Title: Alexandra Woodland: Haven Along the Rail Corridor
Editors: Ho Hua Chew and Teresa Teo Guttensohn
No. of pages: 156
Call No.: QH77.S55 Ale
In this book, the editors painstakingly make their case for the conservation of Alexandra Woodland, documenting the ecological value of this small area of hitherto untouched woodland and interviewing the residents of Jalan Hang Jebat and Warwick Road, two roads in the vicinity.
They make quite a compelling case, and their urgency can also be sensed as they strive to point out what would be lost if the Woodland were to be cleared to make way for a new road.
Highly recommended for readers with an interest in the environment.
Title: A.L.I.E.N. Thinking: The Unconventional Path to Breakthrough Ideas
Authors: Cyril Bouquet, Jean-Louis Barsoux and Michael Wade
No. of pages: 292
Call No.: BF410 Bou
How an employee (inadvertently) brought down his own company … by inventing the digital camera. Amazon’s Kindle versus the Sony Portable Reader. What is that funny-looking prosthetic blade that looks nothing like a human foot?
The authors, all professors at the Institute of Management Development (IMD) in Lausanne, Switzerland, detail the backgrounds behind the breakthroughs and develop an accompanying framework A.L.I.E.N. (Attention – Levitation – Imagination – Experimentation – Navigation) to promote innovation.
Ideas may come in a flash, but the road to implementation takes considerably longer, and the A.L.I.E.N. path provides a structured way for budding disruptors and innovators to make that first breakthrough.
Title: Our Singapore River
Authors: Tina Sim; Alan Bay (illustrator)
No. of pages: 159
Call No.: DS610.4 Sim
A little boy is initially reluctant to go with his grandfather, a former coolie, to the “hot and smelly” Singapore River, but shows sudden enthusiasm when faced with the prospect of doing maths assessment papers instead.
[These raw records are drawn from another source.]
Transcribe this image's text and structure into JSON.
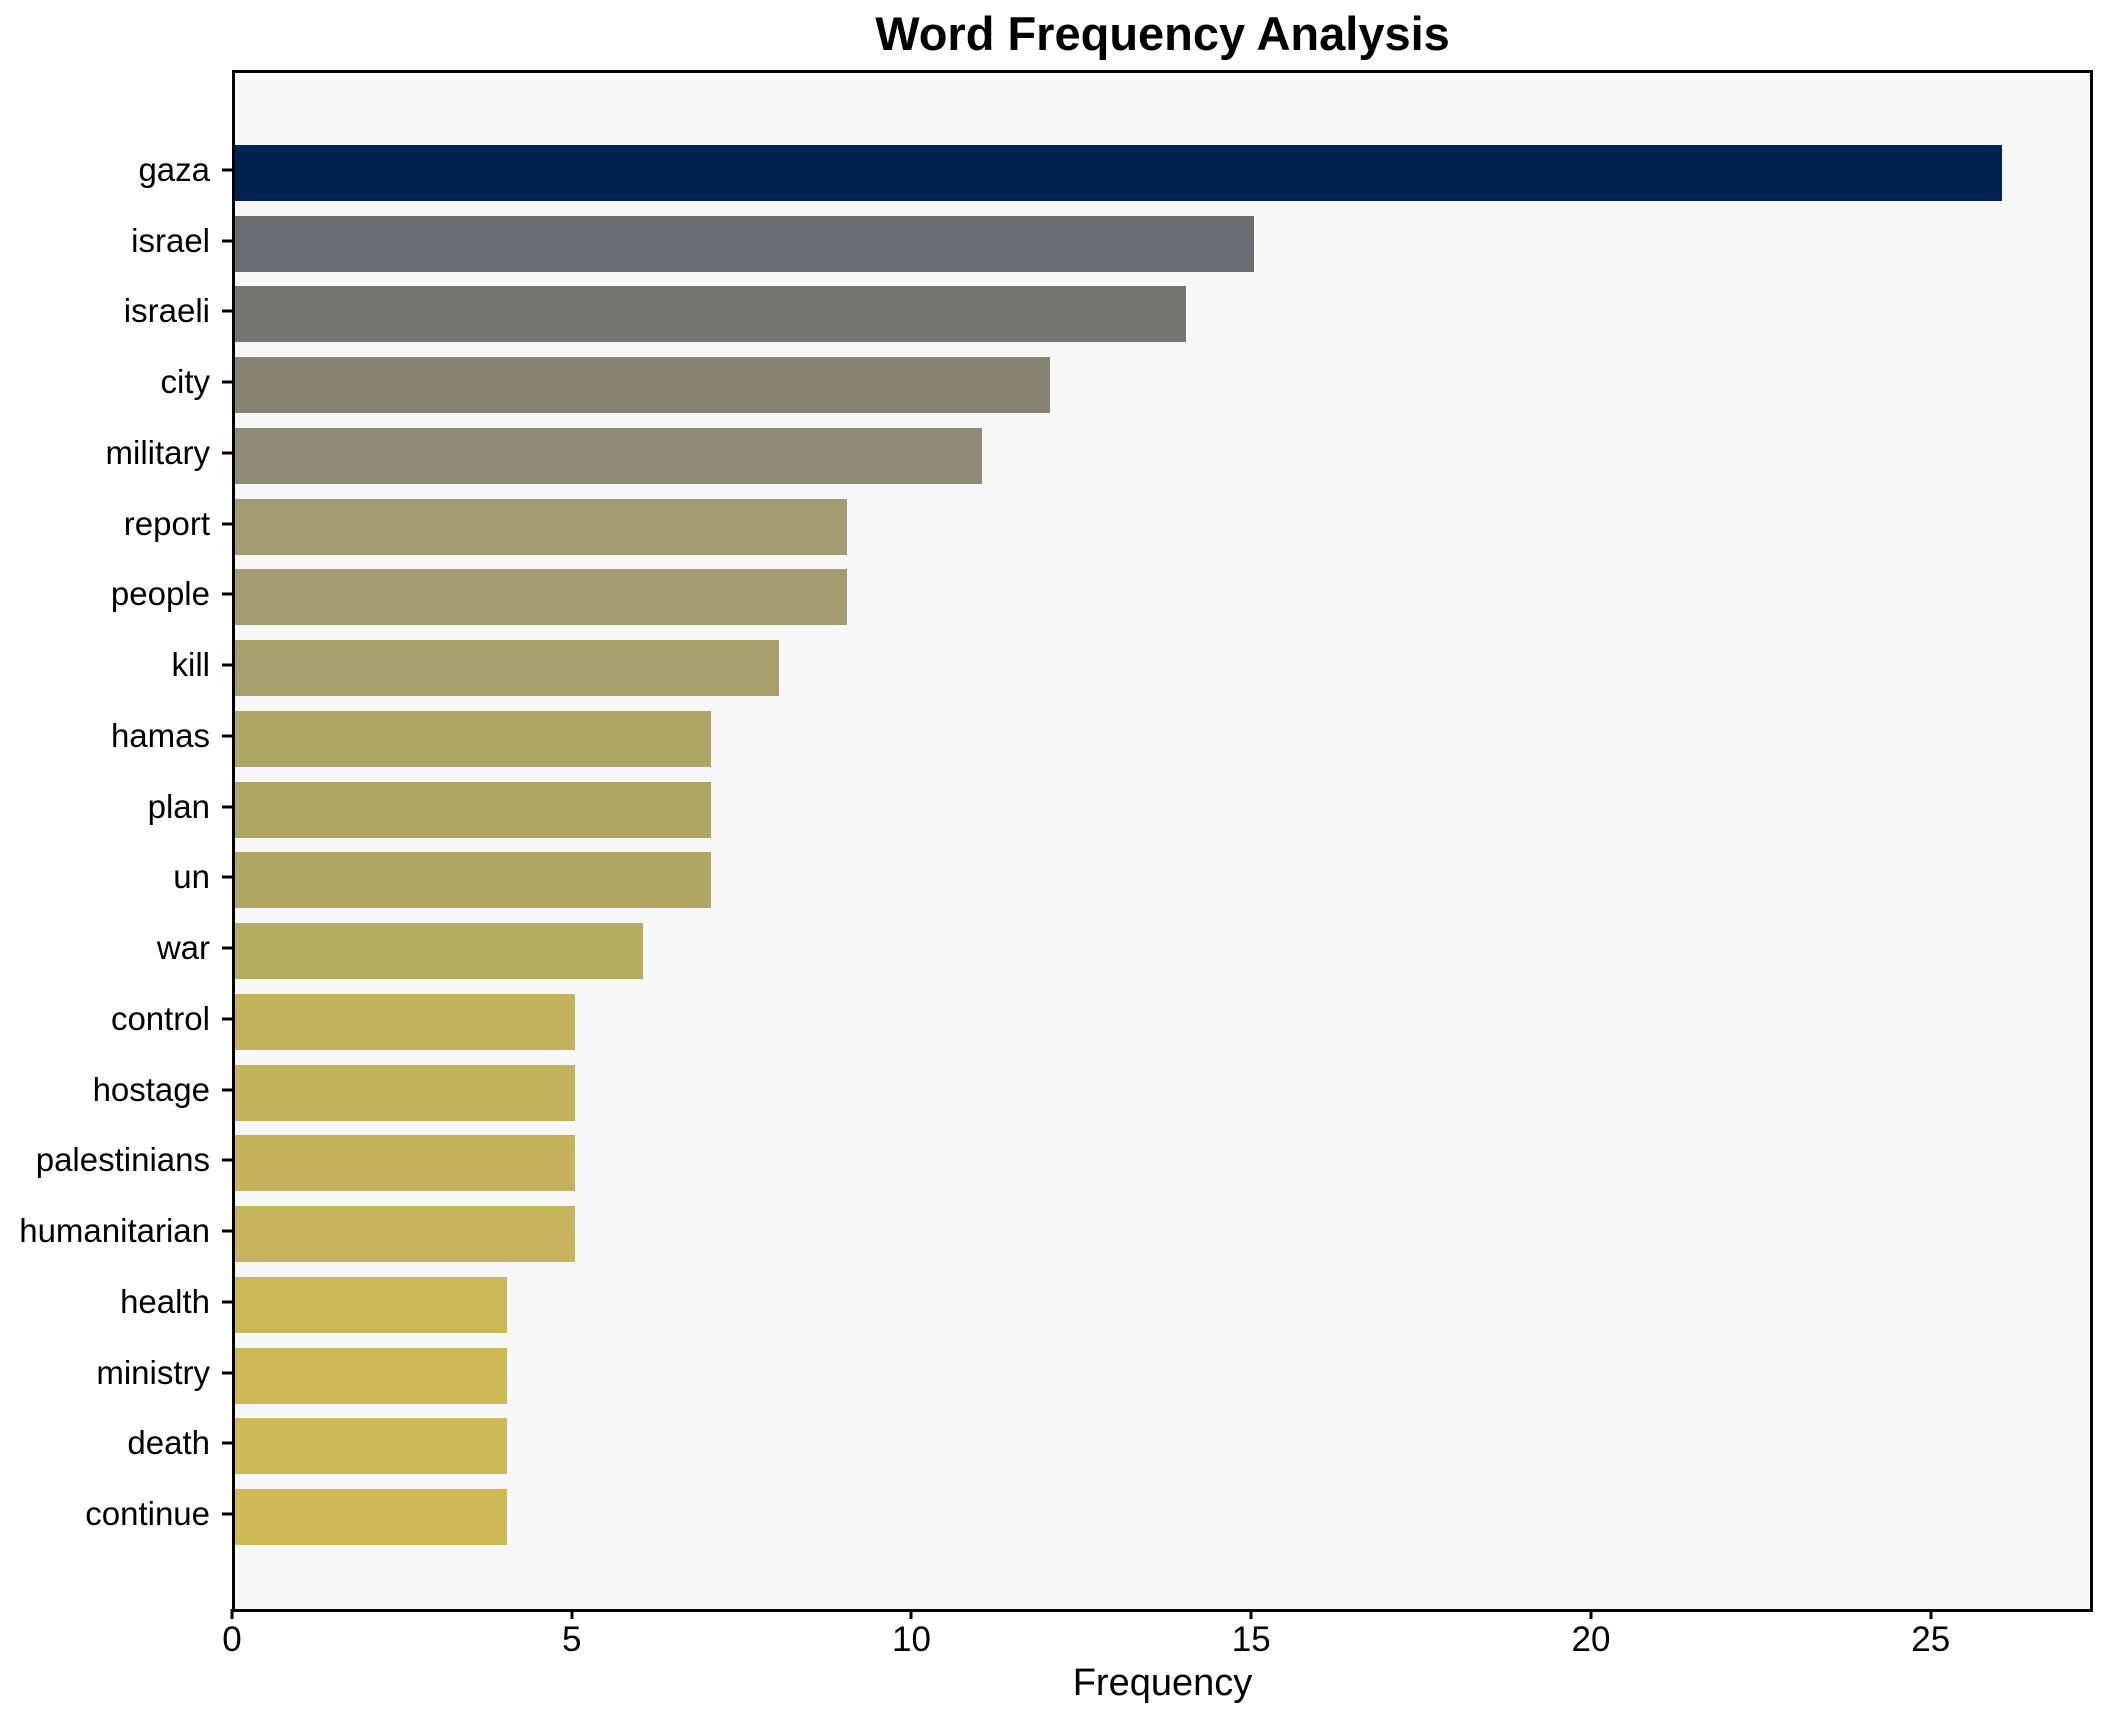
{
  "chart_data": {
    "type": "bar",
    "orientation": "horizontal",
    "title": "Word Frequency Analysis",
    "xlabel": "Frequency",
    "ylabel": "",
    "grid": false,
    "legend": null,
    "xlim": [
      0,
      27.3
    ],
    "xticks": [
      0,
      5,
      10,
      15,
      20,
      25
    ],
    "categories": [
      "gaza",
      "israel",
      "israeli",
      "city",
      "military",
      "report",
      "people",
      "kill",
      "hamas",
      "plan",
      "un",
      "war",
      "control",
      "hostage",
      "palestinians",
      "humanitarian",
      "health",
      "ministry",
      "death",
      "continue"
    ],
    "values": [
      26,
      15,
      14,
      12,
      11,
      9,
      9,
      8,
      7,
      7,
      7,
      6,
      5,
      5,
      5,
      5,
      4,
      4,
      4,
      4
    ],
    "bar_colors": [
      "#00224e",
      "#6a6c72",
      "#747473",
      "#868371",
      "#8e8a77",
      "#a29a71",
      "#a39a70",
      "#a8a06c",
      "#aea666",
      "#afa665",
      "#b0a765",
      "#b8ac61",
      "#c2b25e",
      "#c3b35d",
      "#c4b35c",
      "#c5b45b",
      "#cbb957",
      "#ccb956",
      "#ccba56",
      "#cdba56"
    ],
    "plot_background": "#f7f7f7",
    "figure_background": "#ffffff",
    "text_color": "#000000"
  }
}
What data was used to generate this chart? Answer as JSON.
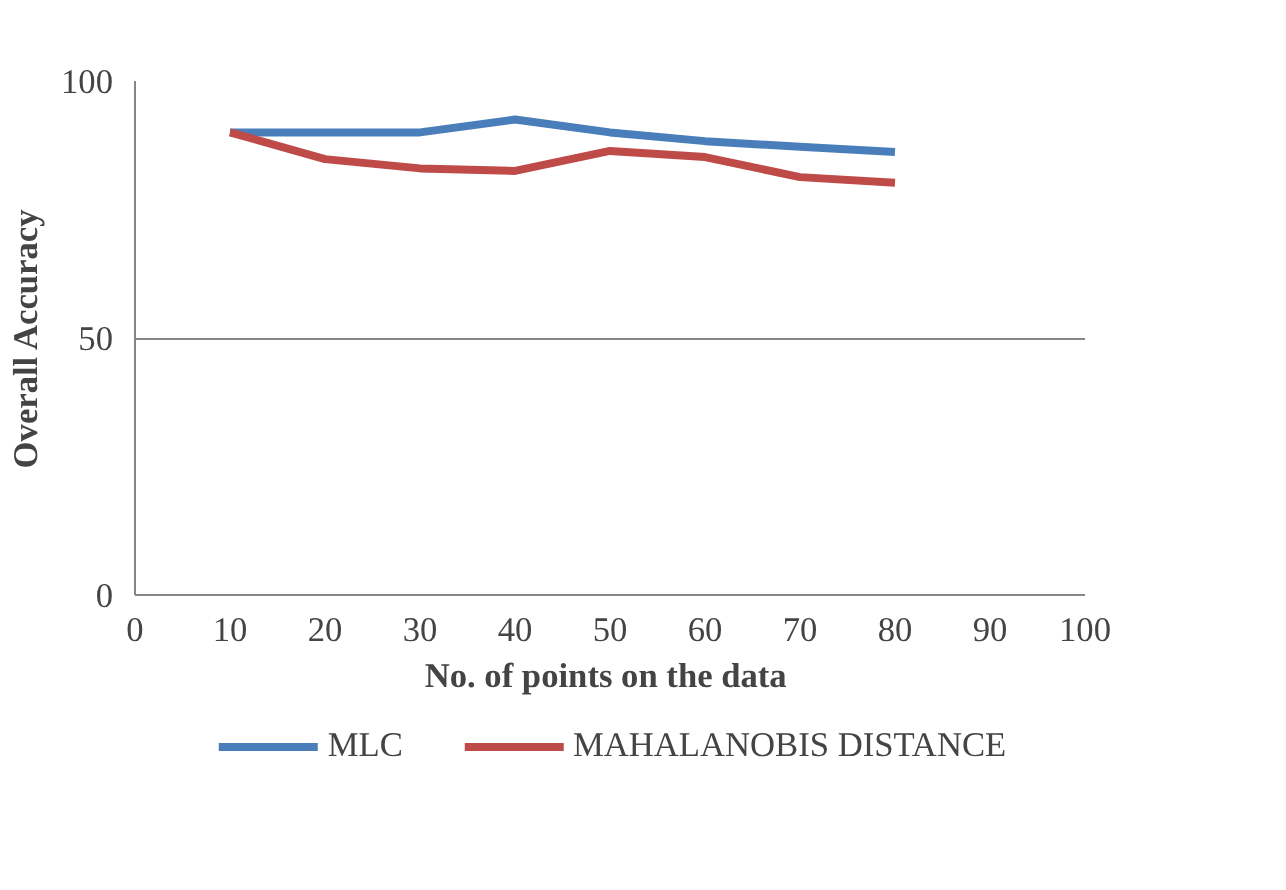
{
  "chart_data": {
    "type": "line",
    "xlabel": "No. of points  on the data",
    "ylabel": "Overall Accuracy",
    "x": [
      10,
      20,
      30,
      40,
      50,
      60,
      70,
      80
    ],
    "series": [
      {
        "name": "MLC",
        "color": "#4a7ebb",
        "values": [
          90,
          90,
          90,
          92.5,
          90,
          88.3,
          87.2,
          86.2
        ]
      },
      {
        "name": "MAHALANOBIS DISTANCE",
        "color": "#be4b48",
        "values": [
          90,
          84.8,
          83,
          82.5,
          86.4,
          85.2,
          81.3,
          80.2
        ]
      }
    ],
    "xlim": [
      0,
      100
    ],
    "xticks": [
      0,
      10,
      20,
      30,
      40,
      50,
      60,
      70,
      80,
      90,
      100
    ],
    "ylim": [
      0,
      100
    ],
    "yticks": [
      0,
      50,
      100
    ],
    "grid": "y",
    "legend": "bottom",
    "marker": "none",
    "line_style": "solid"
  }
}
At the Singapore River, a whole new world is opened up before his wondering eyes as his grandpa relates the hard, dangerous work of the coolies, the many different kinds of boats that used to ply the harbour, where the goods were stored and why Singapore so quickly became the “Emporium of the East”.
This book should appeal to upper primary school children (and their social studies teachers, too).